Here we have reviewed 154 cases with DDX41 mutations obtained through genetic screen of 11,500 cases with hematologic symptoms or overt hematologic disease. Of those cases 61% had single hits considered pathogenic and suspicious VUS. Molecular data, clinical parameters, past medical and family history were reviewed. We interrogated presence of signs of immunodeficiency, autoimmune, metabolic, neurologic and cardiovascular disease (CVD) both in hematologic patients. We found patients carrying single germline DDX41 to have other associated manifestations such as immune (20%), neurologic (25%), rheumatologic (30%), and acute renal injury and chronic kidney disease (15%). Particularly striking was the presence of CVD. Of note is that prior integrative analyses of disease causing gene variants and phenotypes among individuals with CVD identified DDX41 to be part of a set of genes clustering with CVD. Moreover, RNA expression analysis showed that DDX41 levels were decreased in CVD patients compared to controls.Genomics. 2023 Mar;115(2):110584.2 In our cohort, in 95 patients with single germline, 38 cases had documented past medical history of CVD (40%). Median age was 72 [33-91]; 1:2.2 M:F. In 34% of these patients there was also family history of CVD but by comparison family history of blood disease and cancer was present in 42% of the cases. Patients' diagnoses were AML (n=9), MDS (n=8), MDS/MPN (n=9) and history of cytopenias (n=12). CVD was registered as atherosclerotic vascular disease (ASVD; n=22), ASVD with heart failure (HF; n=2), ASVD with conduction abnormality (n=1), conduction abnormality (n=7), HF (n=4) and structural cardiovascular abnormality (n=2). In total ASVD were 66% (25/38) of the total CVD.

To validate our findings, we sought a cohort with high numbers of germline DDX41 (NIH All of Us Research Program) to extract data from 1453 participants. 50% (717/1453) of carriers were affected by CVD (Median age: 61 [20-100]; 1:1.42 M:F).
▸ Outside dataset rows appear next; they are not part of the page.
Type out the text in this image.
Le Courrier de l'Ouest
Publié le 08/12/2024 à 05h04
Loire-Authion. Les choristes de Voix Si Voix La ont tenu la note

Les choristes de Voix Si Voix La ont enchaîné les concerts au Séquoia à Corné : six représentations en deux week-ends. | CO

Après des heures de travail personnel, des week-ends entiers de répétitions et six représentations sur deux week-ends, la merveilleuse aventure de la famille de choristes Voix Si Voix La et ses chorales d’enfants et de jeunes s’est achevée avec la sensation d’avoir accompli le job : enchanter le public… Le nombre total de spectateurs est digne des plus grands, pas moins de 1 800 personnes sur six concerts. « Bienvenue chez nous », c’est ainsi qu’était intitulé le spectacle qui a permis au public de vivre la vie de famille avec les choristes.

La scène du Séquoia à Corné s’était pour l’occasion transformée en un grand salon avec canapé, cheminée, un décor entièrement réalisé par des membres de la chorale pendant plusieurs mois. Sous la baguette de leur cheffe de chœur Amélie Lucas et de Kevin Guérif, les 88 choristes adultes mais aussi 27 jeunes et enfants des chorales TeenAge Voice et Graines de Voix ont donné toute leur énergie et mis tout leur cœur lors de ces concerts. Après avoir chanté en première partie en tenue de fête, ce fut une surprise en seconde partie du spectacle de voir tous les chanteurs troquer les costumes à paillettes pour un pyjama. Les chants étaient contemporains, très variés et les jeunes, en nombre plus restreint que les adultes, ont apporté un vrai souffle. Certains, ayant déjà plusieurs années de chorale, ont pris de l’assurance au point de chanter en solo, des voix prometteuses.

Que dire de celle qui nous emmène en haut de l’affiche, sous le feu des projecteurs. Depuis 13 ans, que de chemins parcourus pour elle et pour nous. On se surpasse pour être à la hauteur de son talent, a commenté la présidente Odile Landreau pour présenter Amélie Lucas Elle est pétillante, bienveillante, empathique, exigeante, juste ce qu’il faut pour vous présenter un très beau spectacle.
We then analyzed the molecular profile of our cohort of patients with germline DDX41 and CVD. The most common DDX41 hits were missense (n=24), c.3G>A (n=7), D140fs (n=3), and splice sites (n=4). The most common somatic events following germline DDX41 were in TET2 (9/38; 24%; Median VAF: 37% [5.1-52] and ASXL1 (7/38; 18%; Median VAF: 22% [6.2-31]).
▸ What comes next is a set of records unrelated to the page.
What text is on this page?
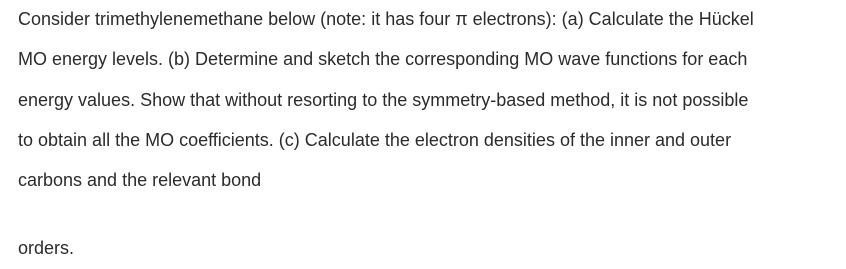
Consider trimethylenemethane below (note: it has four π electrons): (a) Calculate the Hückel
MO energy levels. (b) Determine and sketch the corresponding MO wave functions for each
energy values. Show that without resorting to the symmetry-based method, it is not possible
to obtain all the MO coefficients. (c) Calculate the electron densities of the inner and outer
carbons and the relevant bond
orders.
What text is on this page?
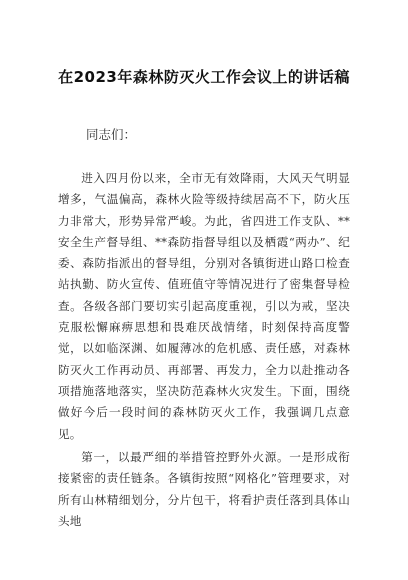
在2023年森林防灭火工作会议上的讲话稿
同志们：
进入四月份以来，全市无有效降雨，大风天气明显增多，气温偏高，森林火险等级持续居高不下，防火压力非常大，形势异常严峻。为此，省四进工作支队、**安全生产督导组、**森防指督导组以及栖霞“两办”、纪委、森防指派出的督导组，分别对各镇街进山路口检查站执勤、防火宣传、值班值守等情况进行了密集督导检查。各级各部门要切实引起高度重视，引以为戒，坚决克服松懈麻痹思想和畏难厌战情绪，时刻保持高度警觉，以如临深渊、如履薄冰的危机感、责任感，对森林防灭火工作再动员、再部署、再发力，全力以赴推动各项措施落地落实，坚决防范森林火灾发生。下面，围绕做好今后一段时间的森林防灭火工作，我强调几点意见。
第一，以最严细的举措管控野外火源。一是形成衔接紧密的责任链条。各镇街按照“网格化”管理要求，对所有山林精细划分，分片包干，将看护责任落到具体山头地
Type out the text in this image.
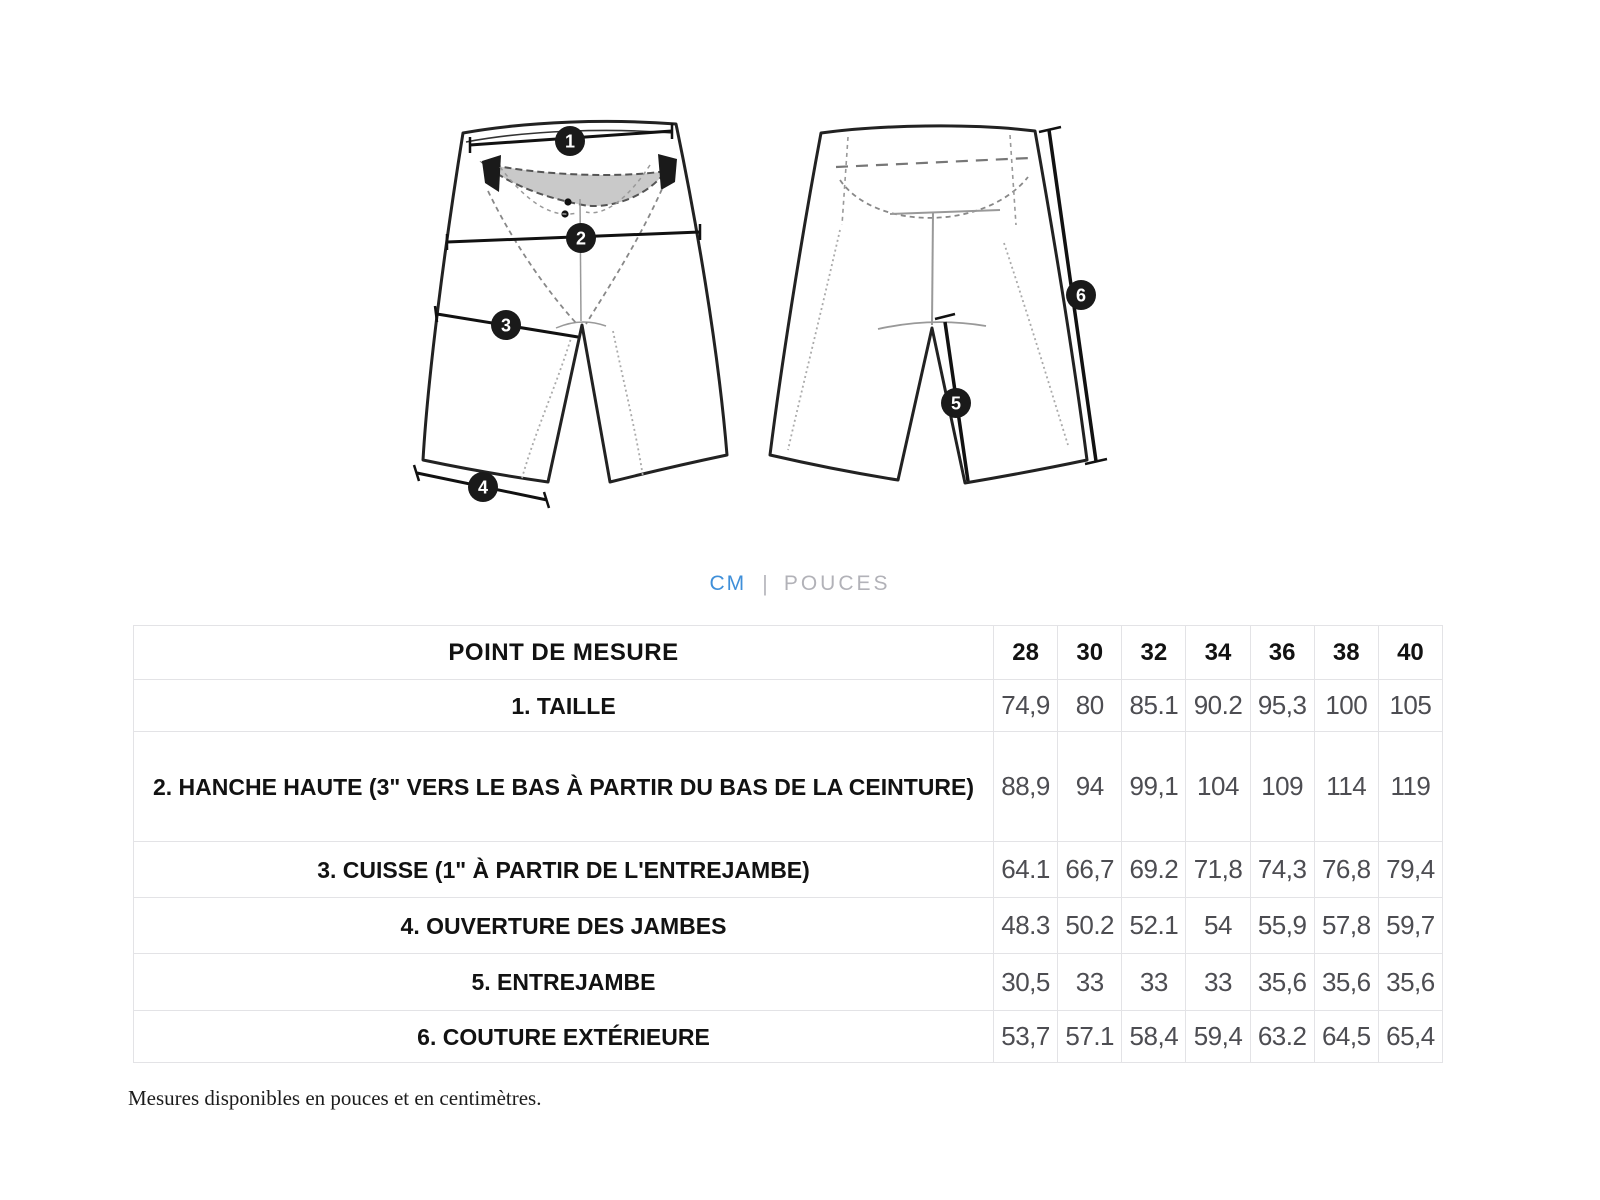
1
2
3
4
5
6
CM | POUCES
POINT DE MESURE	28	30	32	34	36	38	40
1. TAILLE	74,9	80	85.1	90.2	95,3	100	105
2. HANCHE HAUTE (3" VERS LE BAS À PARTIR DU BAS DE LA CEINTURE)	88,9	94	99,1	104	109	114	119
3. CUISSE (1" À PARTIR DE L'ENTREJAMBE)	64.1	66,7	69.2	71,8	74,3	76,8	79,4
4. OUVERTURE DES JAMBES	48.3	50.2	52.1	54	55,9	57,8	59,7
5. ENTREJAMBE	30,5	33	33	33	35,6	35,6	35,6
6. COUTURE EXTÉRIEURE	53,7	57.1	58,4	59,4	63.2	64,5	65,4
Mesures disponibles en pouces et en centimètres.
Although the role of DDX41 in CVD is unknown, the most plausible explanation resides in the function of DDX41 in cGAS/STING mediated interferon inflammation linked to adverse outcomes in coronary artery disease. The role of DDX41 in cGAS/STING mediated pathway is part of a body of literature also known in MDS and AML; although still under investigation.
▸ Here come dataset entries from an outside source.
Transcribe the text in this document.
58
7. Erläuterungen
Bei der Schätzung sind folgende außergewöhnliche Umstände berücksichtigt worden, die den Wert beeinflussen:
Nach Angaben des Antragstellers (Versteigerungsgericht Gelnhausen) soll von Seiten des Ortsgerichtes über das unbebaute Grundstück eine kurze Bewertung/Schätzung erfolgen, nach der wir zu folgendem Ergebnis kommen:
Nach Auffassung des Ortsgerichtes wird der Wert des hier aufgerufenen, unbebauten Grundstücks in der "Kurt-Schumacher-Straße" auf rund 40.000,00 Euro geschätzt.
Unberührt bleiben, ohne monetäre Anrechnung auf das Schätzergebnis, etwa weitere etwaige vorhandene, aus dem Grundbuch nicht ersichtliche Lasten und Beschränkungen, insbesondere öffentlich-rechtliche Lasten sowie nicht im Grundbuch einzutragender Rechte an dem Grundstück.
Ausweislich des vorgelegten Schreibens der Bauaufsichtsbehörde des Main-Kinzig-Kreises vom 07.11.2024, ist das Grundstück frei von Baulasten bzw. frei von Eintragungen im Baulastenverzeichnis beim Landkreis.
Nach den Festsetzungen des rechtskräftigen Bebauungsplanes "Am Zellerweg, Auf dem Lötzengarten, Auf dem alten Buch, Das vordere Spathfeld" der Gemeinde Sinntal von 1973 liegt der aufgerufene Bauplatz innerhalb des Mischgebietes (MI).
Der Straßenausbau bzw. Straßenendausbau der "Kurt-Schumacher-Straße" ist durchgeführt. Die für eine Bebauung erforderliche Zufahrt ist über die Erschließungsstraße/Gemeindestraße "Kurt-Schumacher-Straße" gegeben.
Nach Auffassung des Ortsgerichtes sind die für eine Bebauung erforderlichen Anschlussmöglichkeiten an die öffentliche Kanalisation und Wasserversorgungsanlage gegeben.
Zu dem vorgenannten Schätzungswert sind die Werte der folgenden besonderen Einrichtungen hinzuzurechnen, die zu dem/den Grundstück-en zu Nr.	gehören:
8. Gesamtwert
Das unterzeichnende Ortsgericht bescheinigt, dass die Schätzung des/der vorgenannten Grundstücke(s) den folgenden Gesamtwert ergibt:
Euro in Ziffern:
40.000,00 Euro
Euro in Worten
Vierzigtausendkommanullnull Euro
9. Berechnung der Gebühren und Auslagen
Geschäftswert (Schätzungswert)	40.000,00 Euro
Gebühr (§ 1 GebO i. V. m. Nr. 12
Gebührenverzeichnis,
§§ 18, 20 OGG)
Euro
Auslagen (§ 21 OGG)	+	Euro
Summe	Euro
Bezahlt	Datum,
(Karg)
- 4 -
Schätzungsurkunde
In conclusion, although our study has caveats (limited sample size, retrospective nature of study, age of our cohort, comorbidity, evaluation of risk factors) we believe that it is worth noting the frequency of CVD in our patients and given the involvement of both DDX41 and TET2 genes in the inflammatory network, further studies are warranted.

We also thank the NIH All of Us Research Program for making available the participant data.